Vaststelling kinderalimentatie. Ingangsdatum, zorgkorting, verrekening.
GERECHTSHOF ARNHEM-LEEUWARDEN
zaaknummer gerechtshof 200.350.768
(zaaknummer rechtbank Gelderland 432816)
beschikking van 2 oktober 2025
[verzoekster]
(de vrouw),
en
[de jong-meerderjarige]
( [de jong-meerderjarige] ),
beiden wonende in [woonplaats1] ,
verzoeksters in het principaal hoger beroep,
verweersters in het incidenteel hoger beroep,
advocaat: mr. R.J.S. Houtackers,
[verweerder]
(de man)
wonende in [woonplaats2] ,
verweerder in het principaal hoger beroep,
verzoeker in het incidenteel hoger beroep,
advocaat mr. L.E. de Wal.
2Het geding in hoger beroep
2.1
Het verloop van de procedure blijkt uit:
- het beroepschrift met producties, ingekomen op 4 februari 2025;
- het verweerschrift, tevens houdende incidenteel hoger beroep, met producties;
- het verweerschrift in het incidenteel hoger beroep;
- twee journaalberichten namens de man van respectievelijk 2 juli 2025 en 7 juli 2025 ieder met een begeleidende brief en (een) productie(s);
- twee journaalberichten namens de vrouw en [de jong-meerderjarige] van respectievelijk 4 juli 2025 en 7 juli 2025 ieder met een begeleidende brief en producties.
2.2
[de minderjarige2] en [de minderjarige1] hebben in een gezamenlijke brief, ingekomen op 30 april 2025, hun mening gegeven over de kinderalimentatie.
2.3
De mondelinge behandeling heeft op 18 juli 2025 plaatsgevonden.
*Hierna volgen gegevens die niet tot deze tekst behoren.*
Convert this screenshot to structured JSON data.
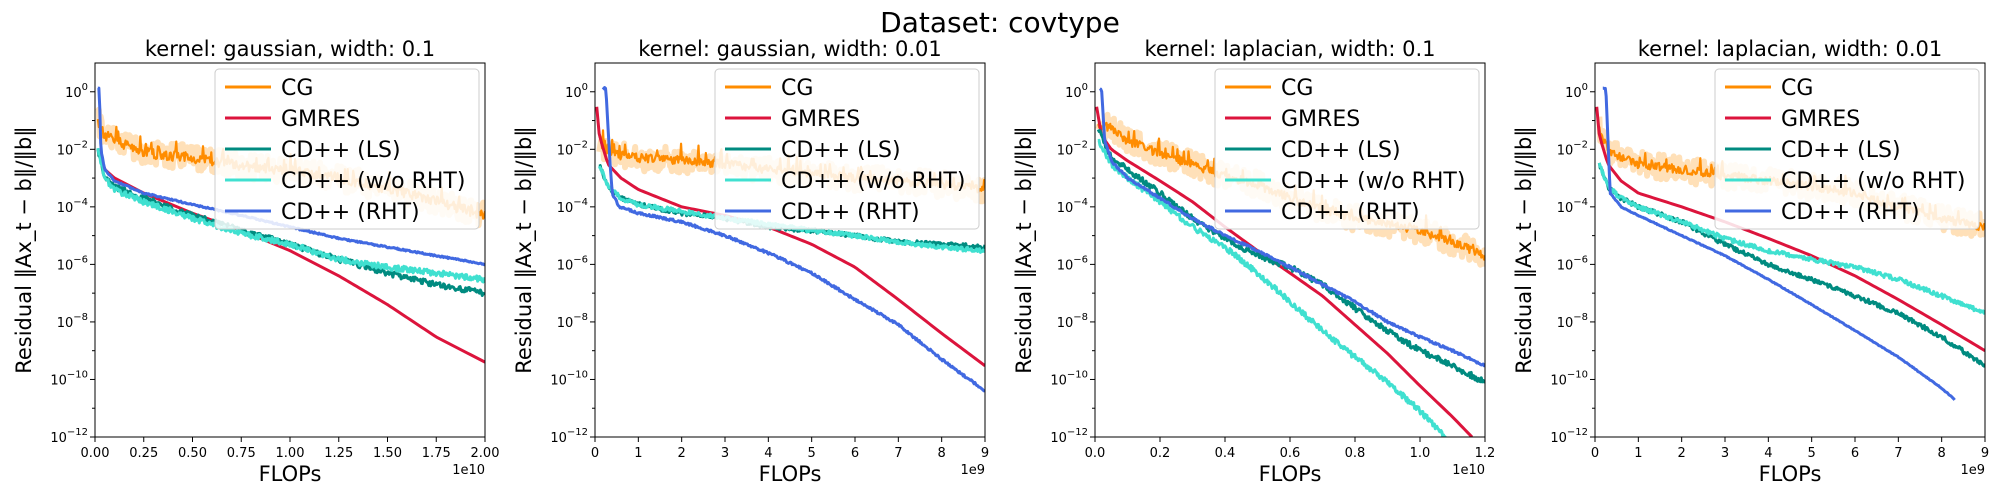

Aanwezig waren:
- de vrouw, bijgestaan door haar advocaat;
- de man, bijgestaan door zijn advocaat.
3De feiten
3.1
De vrouw en de man hebben een relatie met elkaar gehad. Zij zijn de ouders van:
- [de jong-meerderjarige] , geboren [in] 2006;
- [de minderjarige1] , geboren [in] 2008 en
- [de minderjarige2] , geboren [in] 2008.
3.2
Bij de hiervoor genoemde beschikking van 4 november 2024 heeft de rechtbank het hoofdverblijf van [de minderjarige1] en [de minderjarige2] bij de vrouw bepaald.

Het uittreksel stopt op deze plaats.